Cases and controls had identical distributions of matching factors (Table 1). The majority of participants were male (63%) and self-identified as white (94%), with a median age at enrollment of 65 years. The most common NHL histologic subtypes were CLL/SLL (N=117, 39% of cases), DLBCL (62, 21%) and FL (44, 15%). The median length of follow-up from blood collection to case diagnosis was 5.0 years (range 1.0–10.8 years). In analyses among controls of immune marker levels, including sCD30 (19), several markers were correlated with one another (Supplemental Table 1), most notably IL-4 and IL-6 [Spearman rank correlation (r) = 0.80], sTNF-R1 and sCD30 (r = 0.39), sTNF-R1 and sTNF-R2 (r = 0.35), sTNF-R2 and TNF-α (r = 0.34), and sCD27 and sCD30 (r = 0.32). Levels of sTNF-R1, unlike sTNF-R2, were only weakly correlated with TNF-α (r = 0.15).

Table 1
Selected characteristics of non-Hodgkin lymphoma (NHL) cases (N=297) and individually matched controls (N=297) selected from the Prostate, Lung, Colorectal and Ovarian Cancer Screening Trial (1993–2006).

The distributions of analytes among cases and controls are summarized in Table 2. Cases had statistically significant elevated levels of IL-10, TNF-α, sTNF-R1, sTNF-R2 and sCD27 compared to their matched controls, with P-values ranging from 0.003 to <0.0001. Serum levels of IL-4, IL-6 and CRP did not differ between cases and controls (P ≥ 0.27). Similarly, in analyses of analyte categories (Table 3), statistically significant associations with increased NHL risk were observed for the highest categories of IL-10 (fourth quartile vs. first: OR 2.1, 95% CI 1.3–3.4, Ptrend=0.0001), TNF-α (OR 2.2, 95% CI 1.3–3.9, Ptrend=0.005), sTNF-R1 (OR 1.7, 95% CI 1.1–2.8, Ptrend=0.02) and, in particular, sCD27 (OR 5.3, 95% CI 2.9–9.4, Ptrend<0.0001). Categories of sTNF-R2 concentration were not associated with NHL at a level of statistical significance (OR 1.4, 95% CI 0.9–2.2, Ptrend=0.10).

Table 2
Summary of serum levels of selected cytokines and other immune markers in non-Hodgkin lymphoma cases (N=297) and matched controls (N=297) selected from the Prostate, Lung, Colorectal and Ovarian Cancer Screening Trial (1993–2006).
Table 3
Associations between serum levels of selected cytokines and immune markers and non-Hodgkin lymphoma: the Prostate, Lung, Colorectal and Ovarian Cancer Screening Trial (1993–2006).

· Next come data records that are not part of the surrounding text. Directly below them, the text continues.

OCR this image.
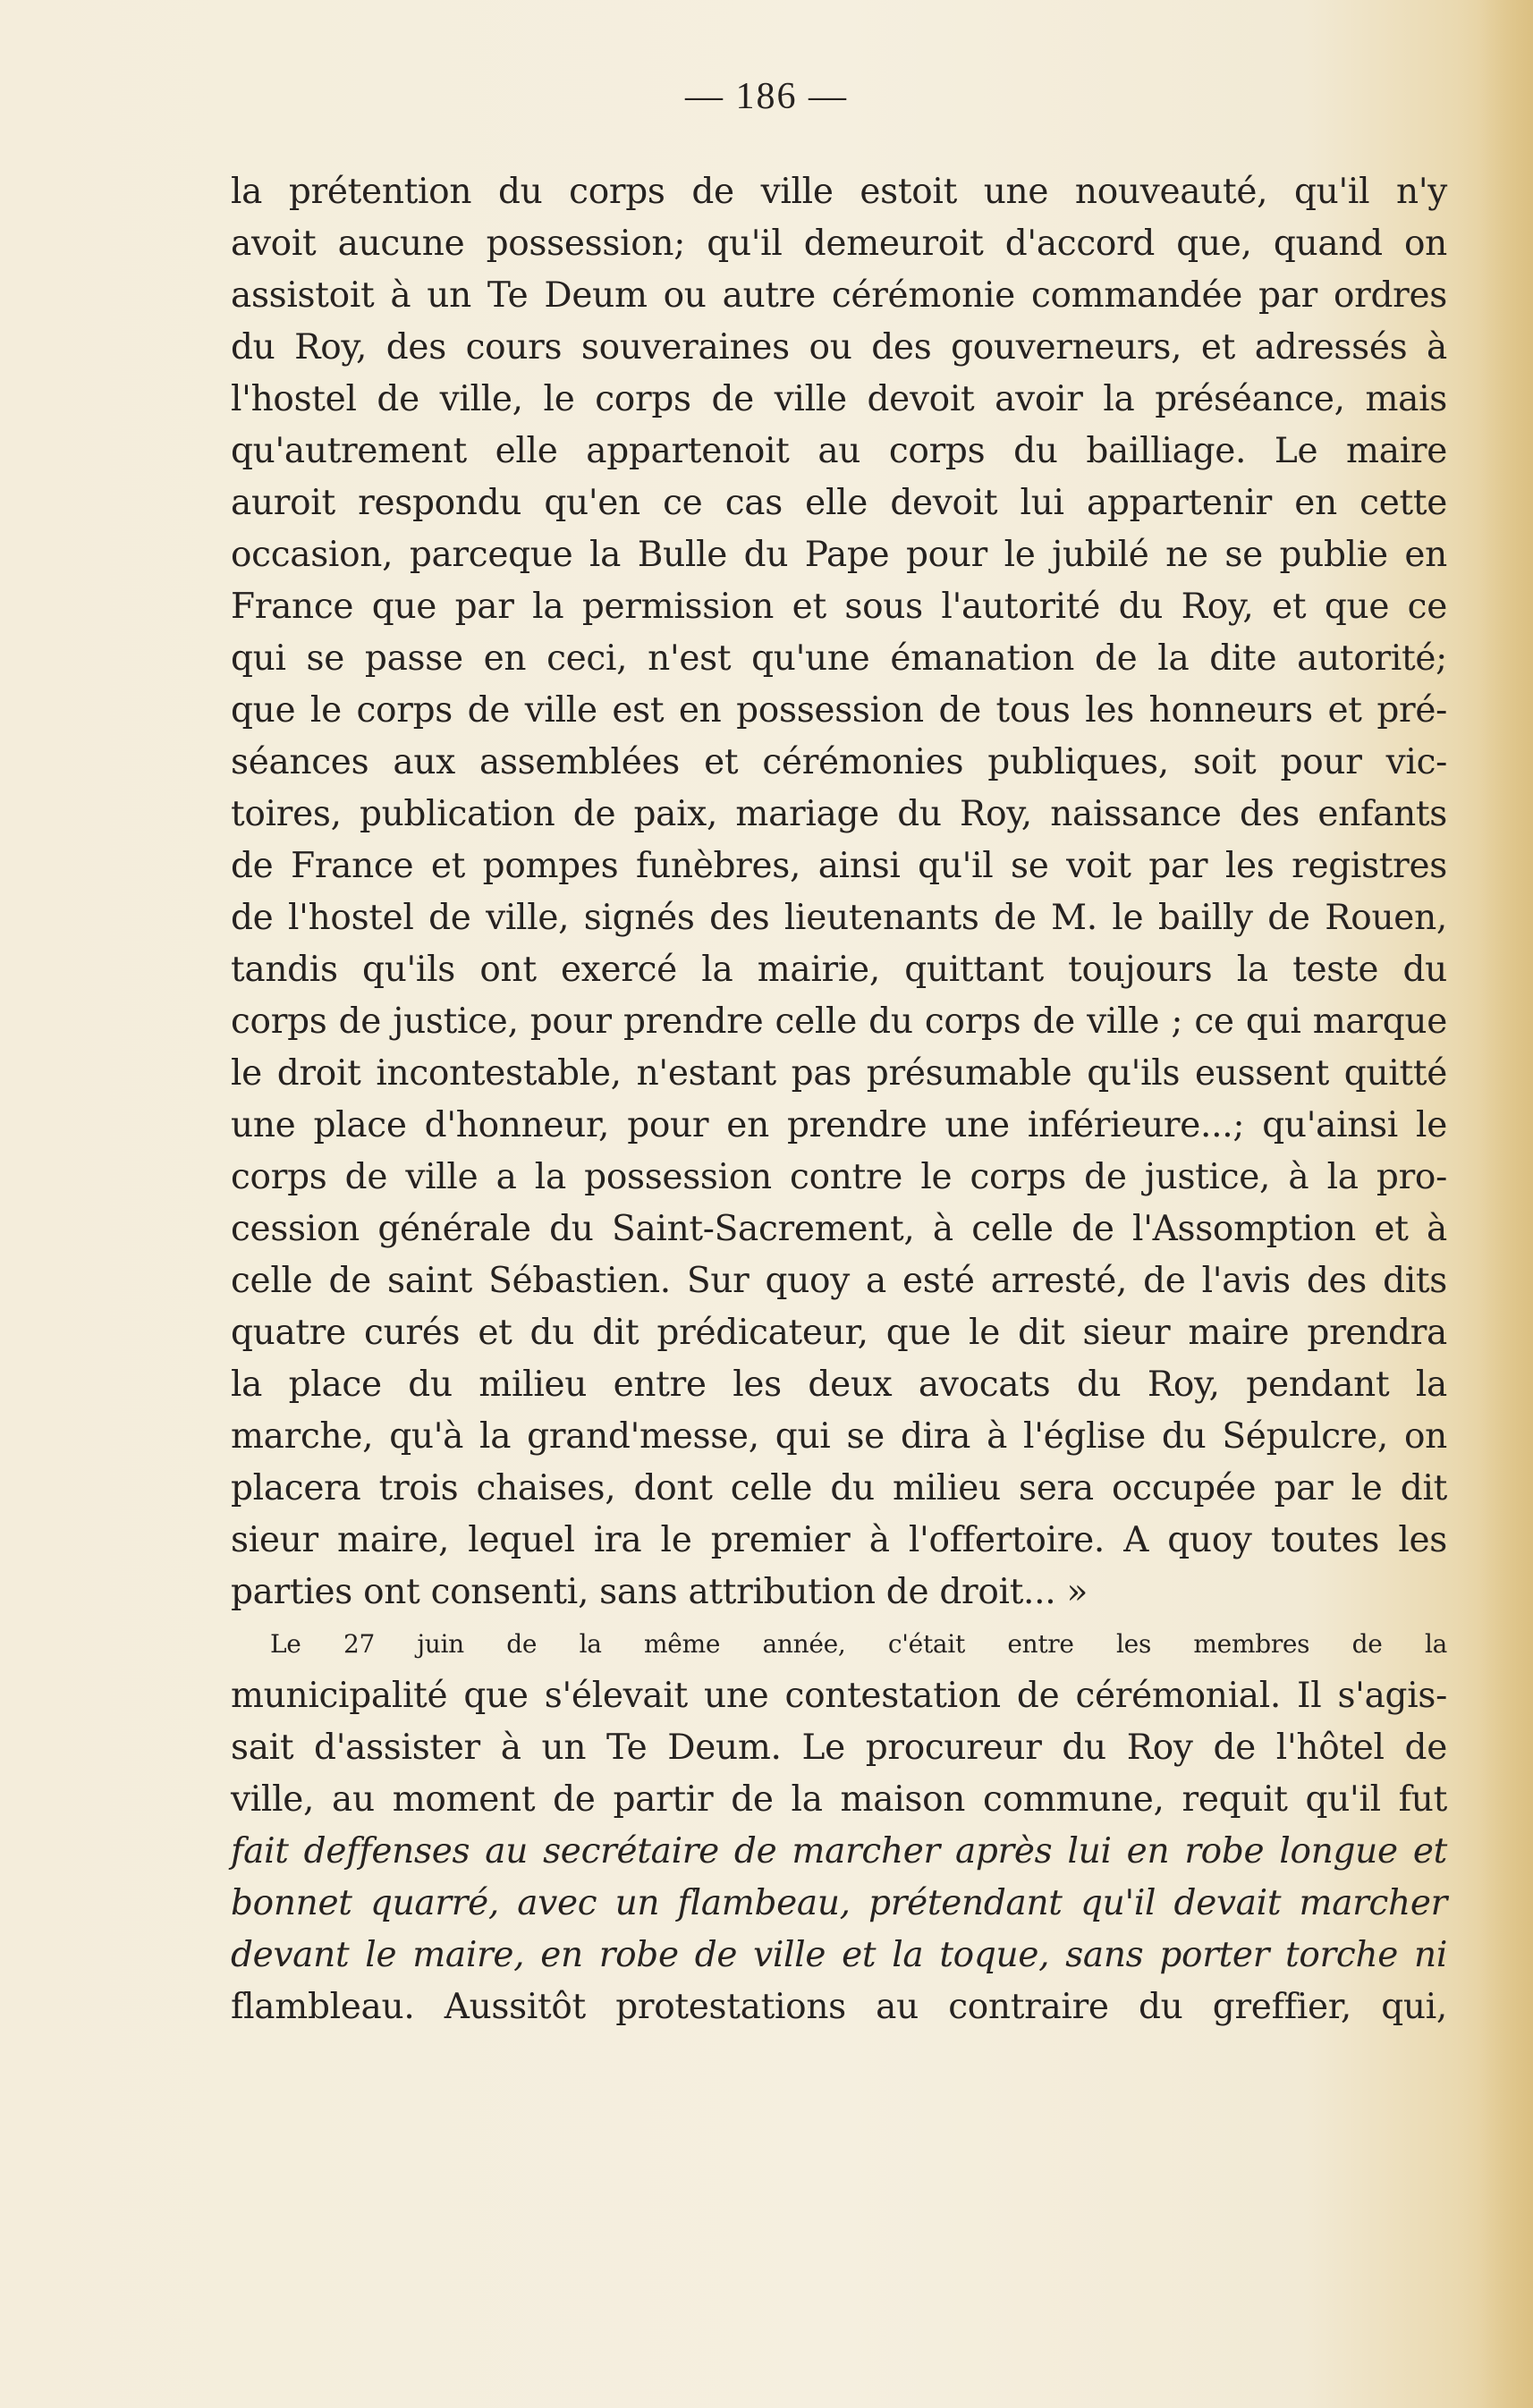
— 186 —
la prétention du corps de ville estoit une nouveauté, qu'il n'y
avoit aucune possession; qu'il demeuroit d'accord que, quand on
assistoit à un Te Deum ou autre cérémonie commandée par ordres
du Roy, des cours souveraines ou des gouverneurs, et adressés à
l'hostel de ville, le corps de ville devoit avoir la préséance, mais
qu'autrement elle appartenoit au corps du bailliage. Le maire
auroit respondu qu'en ce cas elle devoit lui appartenir en cette
occasion, parceque la Bulle du Pape pour le jubilé ne se publie en
France que par la permission et sous l'autorité du Roy, et que ce
qui se passe en ceci, n'est qu'une émanation de la dite autorité;
que le corps de ville est en possession de tous les honneurs et pré-
séances aux assemblées et cérémonies publiques, soit pour vic-
toires, publication de paix, mariage du Roy, naissance des enfants
de France et pompes funèbres, ainsi qu'il se voit par les registres
de l'hostel de ville, signés des lieutenants de M. le bailly de Rouen,
tandis qu'ils ont exercé la mairie, quittant toujours la teste du
corps de justice, pour prendre celle du corps de ville ; ce qui marque
le droit incontestable, n'estant pas présumable qu'ils eussent quitté
une place d'honneur, pour en prendre une inférieure...; qu'ainsi le
corps de ville a la possession contre le corps de justice, à la pro-
cession générale du Saint-Sacrement, à celle de l'Assomption et à
celle de saint Sébastien. Sur quoy a esté arresté, de l'avis des dits
quatre curés et du dit prédicateur, que le dit sieur maire prendra
la place du milieu entre les deux avocats du Roy, pendant la
marche, qu'à la grand'messe, qui se dira à l'église du Sépulcre, on
placera trois chaises, dont celle du milieu sera occupée par le dit
sieur maire, lequel ira le premier à l'offertoire. A quoy toutes les
parties ont consenti, sans attribution de droit... »
Le 27 juin de la même année, c'était entre les membres de la
municipalité que s'élevait une contestation de cérémonial. Il s'agis-
sait d'assister à un Te Deum. Le procureur du Roy de l'hôtel de
ville, au moment de partir de la maison commune, requit qu'il fut
fait deffenses au secrétaire de marcher après lui en robe longue et
bonnet quarré, avec un flambeau, prétendant qu'il devait marcher
devant le maire, en robe de ville et la toque, sans porter torche ni
flambleau. Aussitôt protestations au contraire du greffier, qui,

However, several of these associations were found to be affected by the length of time from blood collection to case diagnosis (Table 4). In both unmatched and matched analyses, prediagnostic levels of IL-10, TNF-α, sTNF-R2 were most strongly associated with cases diagnosed 1 or 2 years following blood collection. Associations with cases diagnosed 3–5 years after collection were weaker for IL-10 and TNF-α, and null for sTNF-R2. All three markers were not associated with NHL cases diagnosed 6 years or longer from collection. A test of heterogeneity in analytes associations across strata of follow-up time was statistically significant for sTNF-R2 (P=0.005) but not for TNF-α (P=0.22) or IL-10 (P=0.22). The association with NHL for sTNF-R1 was strongest for cases diagnosed 6 years or longer since blood collection (Ptrend = 0.07 and 0.01 for matched and unmatched analyses respectively). Serum levels of sCD27 were significantly associated with NHL at each time period. When we fit a polytomous model adjusting simultaneously for sCD27 and sTNF-R1, the association with sCD27 among cases diagnosed 6+ years post-collection remained statistically significant (Ptrend = 0.0004), while the sTNF-R1 association became of borderline significance (Ptrend = 0.07). When all other immune markers, including sCD30, were additionally adjusted for in the model, the findings did not materially change (sCD27, Ptrend = 0.002; sTNF-R1, Ptrend = 0.08). No evidence of statistical interaction with sex, age at baseline or other immune markers was observed.

Table 4
Associations between immune marker levels and non-Hodgkin lymphoma (NHL), by time from blood collection to case diagnosis: the Prostate, Lung, Colorectal and Ovarian Cancer Screening Trial (1993–2006).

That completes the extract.